何も知らずに黒バス本を持ってきた人に対して、「このジャンルの本はコミケットでは頒布出来ません」と伝えないといけない館内スタッフの心境はあまりにも痛ましく、無念で、抑えようのない憤りを感じます。



しかしながら、ここまで話が大きくなり、皆が感情的になってしまった以上、万一捕まえた容疑者が冤罪だったとしたら、名誉毀損などというレベルで済まない事態となるのは容易に想像がつきます。捜査当局には一日でも早い解決を望む一方で、なお一層慎重な捜査をして欲しいと切に願います。

また、皆様方におかれましても、どうか早まった行動などは慎み、かかる危機的状況の中で如何に将来に禍根を残さず、教訓とこの理念を継承し続けていけるよう、智慧を出し、戒め、助け合うことが求められていると思います。準備会も、サークルも、一般参加者も、そして関係機関の全てが被害者です。どうか魔女狩りや、ありもしない責任を負わせるといった不毛な事態にならないことを強くお願い申し上げます。


東方もまた、アンチファンの多いジャンルであります。決して対岸の火災ではありません。同じ同人文化を愛する者として、強く強く遺憾の意を表すと共に、一刻も早い事件の全面解決を心から望む次第であります。


準備会としては、これらの懸念は理解できるものの、『黒子のバスケ』サークルの参加見あわせという、卑劣な要求に屈する悪しき前例を残さないため、一層の警備強化等の対応策を講じた上での通常通りの開催を強く求めましたが、会場・警察の安全な開催への懸念はとても強く、会場からは安全最優先の見地から、事実上、今後のコミケットへの会場利用の調整が非常に厳しくなる可能性を示唆されるに至ったため、表現の場を確保するため、誠に断腸の思いながら、冒頭の決断をすることになりました。

準備会としては、今回、冒頭で述べた以上に表現行為を制約するつもりはありません。制約の影響が最小限になるよう、また、過剰な自粛等が起きないよう、可能な限りの配慮をする所存ですので、皆さんのご理解を賜りたく存じます。

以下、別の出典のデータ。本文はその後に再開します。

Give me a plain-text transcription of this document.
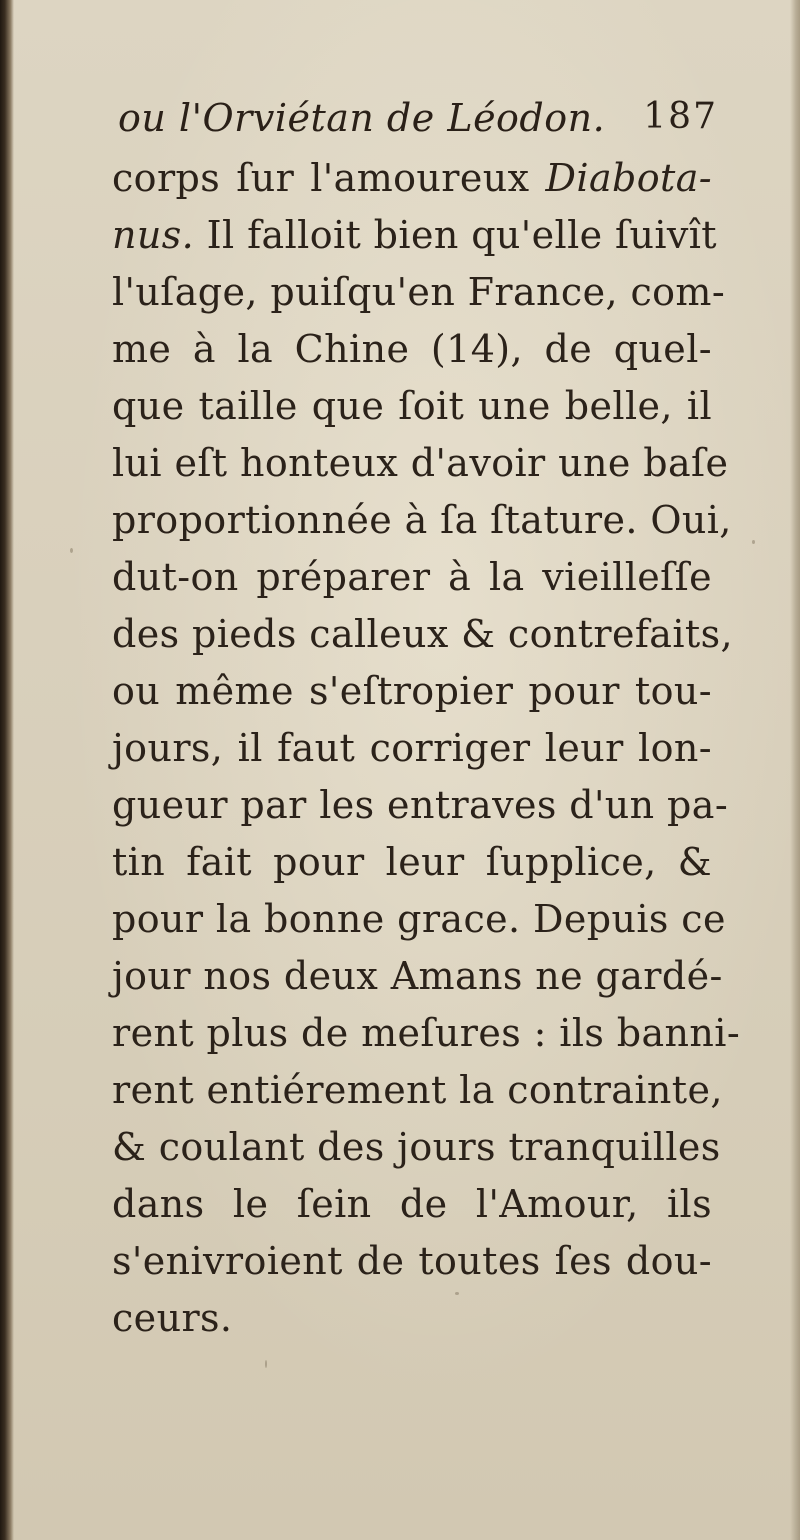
ou l'Orviétan de Léodon. 187
corps ſur l'amoureux Diabota-
nus. Il falloit bien qu'elle ſuivît
l'uſage, puiſqu'en France, com-
me à la Chine (14), de quel-
que taille que ſoit une belle, il
lui eſt honteux d'avoir une baſe
proportionnée à ſa ſtature. Oui,
dut-on préparer à la vieilleſſe
des pieds calleux & contrefaits,
ou même s'eſtropier pour tou-
jours, il faut corriger leur lon-
gueur par les entraves d'un pa-
tin fait pour leur ſupplice, &
pour la bonne grace. Depuis ce
jour nos deux Amans ne gardé-
rent plus de meſures : ils banni-
rent entiérement la contrainte,
& coulant des jours tranquilles
dans le ſein de l'Amour, ils
s'enivroient de toutes ſes dou-
ceurs.
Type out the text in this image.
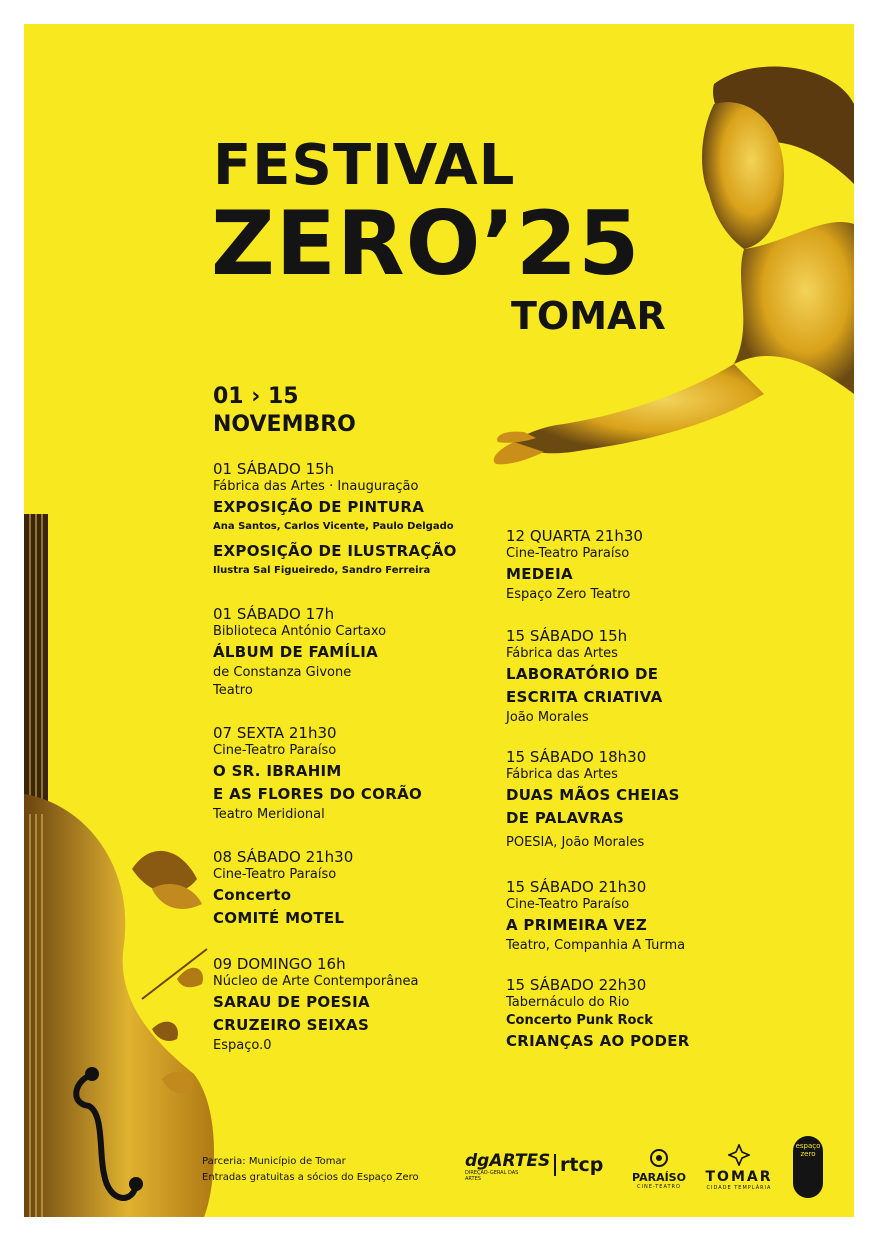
FESTIVAL
ZERO’25
TOMAR
01 › 15
NOVEMBRO
01 SÁBADO 15h
Fábrica das Artes · Inauguração
EXPOSIÇÃO DE PINTURA
Ana Santos, Carlos Vicente, Paulo Delgado
EXPOSIÇÃO DE ILUSTRAÇÃO
Ilustra Sal Figueiredo, Sandro Ferreira
01 SÁBADO 17h
Biblioteca António Cartaxo
ÁLBUM DE FAMÍLIA
de Constanza Givone
Teatro
07 SEXTA 21h30
Cine-Teatro Paraíso
O SR. IBRAHIM
E AS FLORES DO CORÃO
Teatro Meridional
08 SÁBADO 21h30
Cine-Teatro Paraíso
Concerto
COMITÉ MOTEL
09 DOMINGO 16h
Núcleo de Arte Contemporânea
SARAU DE POESIA
CRUZEIRO SEIXAS
Espaço.0
12 QUARTA 21h30
Cine-Teatro Paraíso
MEDEIA
Espaço Zero Teatro
15 SÁBADO 15h
Fábrica das Artes
LABORATÓRIO DE
ESCRITA CRIATIVA
João Morales
15 SÁBADO 18h30
Fábrica das Artes
DUAS MÃOS CHEIAS
DE PALAVRAS
POESIA, João Morales
15 SÁBADO 21h30
Cine-Teatro Paraíso
A PRIMEIRA VEZ
Teatro, Companhia A Turma
15 SÁBADO 22h30
Tabernáculo do Rio
Concerto Punk Rock
CRIANÇAS AO PODER
Parceria: Município de Tomar
Entradas gratuitas a sócios do Espaço Zero
dgARTES
DIREÇÃO-GERAL DAS ARTES
rtcp
PARAÍSO
CINE-TEATRO
TOMAR
CIDADE TEMPLÁRIA
espaço zero
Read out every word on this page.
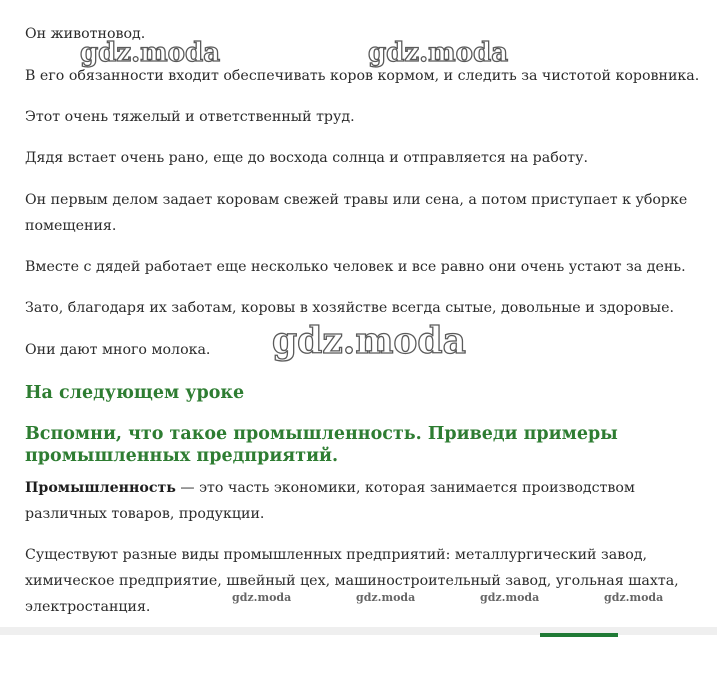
Он животновод.

В его обязанности входит обеспечивать коров кормом, и следить за чистотой коровника.

Этот очень тяжелый и ответственный труд.

Дядя встает очень рано, еще до восхода солнца и отправляется на работу.

Он первым делом задает коровам свежей травы или сена, а потом приступает к уборке

помещения.

Вместе с дядей работает еще несколько человек и все равно они очень устают за день.

Зато, благодаря их заботам, коровы в хозяйстве всегда сытые, довольные и здоровые.

Они дают много молока.

На следующем уроке
Вспомни, что такое промышленность. Приведи примеры
промышленных предприятий.

Промышленность — это часть экономики, которая занимается производством

различных товаров, продукции.

Существуют разные виды промышленных предприятий: металлургический завод,

химическое предприятие, швейный цех, машиностроительный завод, угольная шахта,

электростанция.

gdz.moda	gdz.moda
gdz.moda
gdz.moda	gdz.moda	gdz.moda	gdz.moda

今般の事態を惹起したのは、言うまでもなく脅迫行為の犯人です。『黒子のバスケ』に関連してどのような動機があるのかはわかりませんが、このような行為は、『黒子のバスケ』に留まらず、同人誌やマンガ・アニメの世界全体、ひいては、社会全体にもマイナスの影響を与えています。速やかに、脅迫行為をやめてほしいと、最後に伝えたいと思います。